# Apple TV, Iphone



## Latosca (6 Janvier 2013)

Bonjour à tous.
J'ai un (ou une APPLE tv) depuis l'année dernière. Sur mon iphone, j'ai reçu l'avis d'un cadeau pour un film. Ma question : suis-je obligée de passer par Itunes pour télécharger mon film, ou bien puis-je le télécharger directement de mon iphone sur l'Apple TV et si oui, comment procéder.
Merci à l'avance de votre appui.


----------



## Splafi (6 Janvier 2013)

Oui tu es obliger de passer par l'itunes Store que ce soit sur ton mac ton Apple Tv ou ton Iphone. 

Tu peux donc acheté ton film sur t'on Iphone et le lire via Airplay sur ta TV, ou le rapatrié sur ton mac en transférant les Achat avec une synchro. 

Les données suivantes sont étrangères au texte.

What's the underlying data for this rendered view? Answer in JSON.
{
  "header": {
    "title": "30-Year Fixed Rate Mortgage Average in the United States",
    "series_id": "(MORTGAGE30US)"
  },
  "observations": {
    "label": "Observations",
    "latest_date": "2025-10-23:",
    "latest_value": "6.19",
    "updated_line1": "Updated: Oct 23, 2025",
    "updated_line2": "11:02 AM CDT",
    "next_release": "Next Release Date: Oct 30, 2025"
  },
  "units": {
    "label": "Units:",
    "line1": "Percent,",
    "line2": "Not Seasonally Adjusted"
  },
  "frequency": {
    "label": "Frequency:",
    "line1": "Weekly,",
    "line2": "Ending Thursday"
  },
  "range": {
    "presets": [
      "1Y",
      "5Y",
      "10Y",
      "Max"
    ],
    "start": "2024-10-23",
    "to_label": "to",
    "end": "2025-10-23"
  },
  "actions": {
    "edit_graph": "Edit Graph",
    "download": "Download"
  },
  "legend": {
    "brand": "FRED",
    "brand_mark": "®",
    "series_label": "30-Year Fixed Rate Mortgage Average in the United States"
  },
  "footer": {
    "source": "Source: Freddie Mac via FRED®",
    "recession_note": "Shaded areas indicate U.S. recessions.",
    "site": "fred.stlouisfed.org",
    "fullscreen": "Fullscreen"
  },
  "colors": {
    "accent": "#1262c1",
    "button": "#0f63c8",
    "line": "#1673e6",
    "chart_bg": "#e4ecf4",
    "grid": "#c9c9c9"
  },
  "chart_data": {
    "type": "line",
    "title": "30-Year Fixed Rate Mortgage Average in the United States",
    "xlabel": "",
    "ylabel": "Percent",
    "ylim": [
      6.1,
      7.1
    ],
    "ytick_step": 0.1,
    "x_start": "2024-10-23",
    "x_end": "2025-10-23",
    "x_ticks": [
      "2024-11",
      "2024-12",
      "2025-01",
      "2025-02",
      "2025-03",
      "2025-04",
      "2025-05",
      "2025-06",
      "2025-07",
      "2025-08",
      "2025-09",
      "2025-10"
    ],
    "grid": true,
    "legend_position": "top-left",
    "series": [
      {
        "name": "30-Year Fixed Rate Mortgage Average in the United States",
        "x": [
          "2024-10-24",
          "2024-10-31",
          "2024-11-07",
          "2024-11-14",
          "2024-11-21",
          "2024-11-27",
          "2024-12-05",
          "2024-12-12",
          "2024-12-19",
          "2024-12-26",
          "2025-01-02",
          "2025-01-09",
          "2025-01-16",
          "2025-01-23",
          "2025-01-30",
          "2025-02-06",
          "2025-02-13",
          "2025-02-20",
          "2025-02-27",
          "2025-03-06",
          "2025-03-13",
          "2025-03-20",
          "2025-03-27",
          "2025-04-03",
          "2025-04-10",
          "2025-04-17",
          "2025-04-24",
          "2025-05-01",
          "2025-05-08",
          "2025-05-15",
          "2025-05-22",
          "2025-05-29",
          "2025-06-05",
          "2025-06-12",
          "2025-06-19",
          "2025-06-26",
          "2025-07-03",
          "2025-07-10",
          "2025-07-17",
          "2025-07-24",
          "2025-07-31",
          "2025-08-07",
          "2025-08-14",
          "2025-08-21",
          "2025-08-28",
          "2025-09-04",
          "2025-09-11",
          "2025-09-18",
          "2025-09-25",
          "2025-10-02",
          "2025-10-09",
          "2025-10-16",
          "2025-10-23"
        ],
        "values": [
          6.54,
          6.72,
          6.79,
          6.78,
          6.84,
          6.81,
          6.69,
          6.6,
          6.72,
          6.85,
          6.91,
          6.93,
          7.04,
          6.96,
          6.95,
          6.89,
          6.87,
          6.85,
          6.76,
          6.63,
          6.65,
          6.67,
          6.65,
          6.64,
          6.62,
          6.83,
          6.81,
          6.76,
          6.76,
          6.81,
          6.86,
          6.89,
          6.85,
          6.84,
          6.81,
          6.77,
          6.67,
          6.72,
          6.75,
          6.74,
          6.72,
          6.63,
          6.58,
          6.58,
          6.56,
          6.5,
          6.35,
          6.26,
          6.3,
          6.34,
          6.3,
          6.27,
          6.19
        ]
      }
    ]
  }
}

Dans tout les cas si tu achète le film sur une de ces trois plateforme tu pourra le lire sur n'importe la quelle.


----------



## Latosca (6 Janvier 2013)

Splafi a dit:


> Oui tu es obliger de passer par l'itunes Store que ce soit sur ton mac ton Apple Tv ou ton Iphone.
> 
> Tu peux donc acheté ton film sur t'on Iphone et le lire via Airplay sur ta TV, ou le rapatrié sur ton mac en transférant les Achat avec une synchro.
> 
> Dans tout les cas si tu achète le film sur une de ces trois plateforme tu pourra le lire sur n'importe la quelle.



C'est très clair.
Merci pour cette réponse.


----------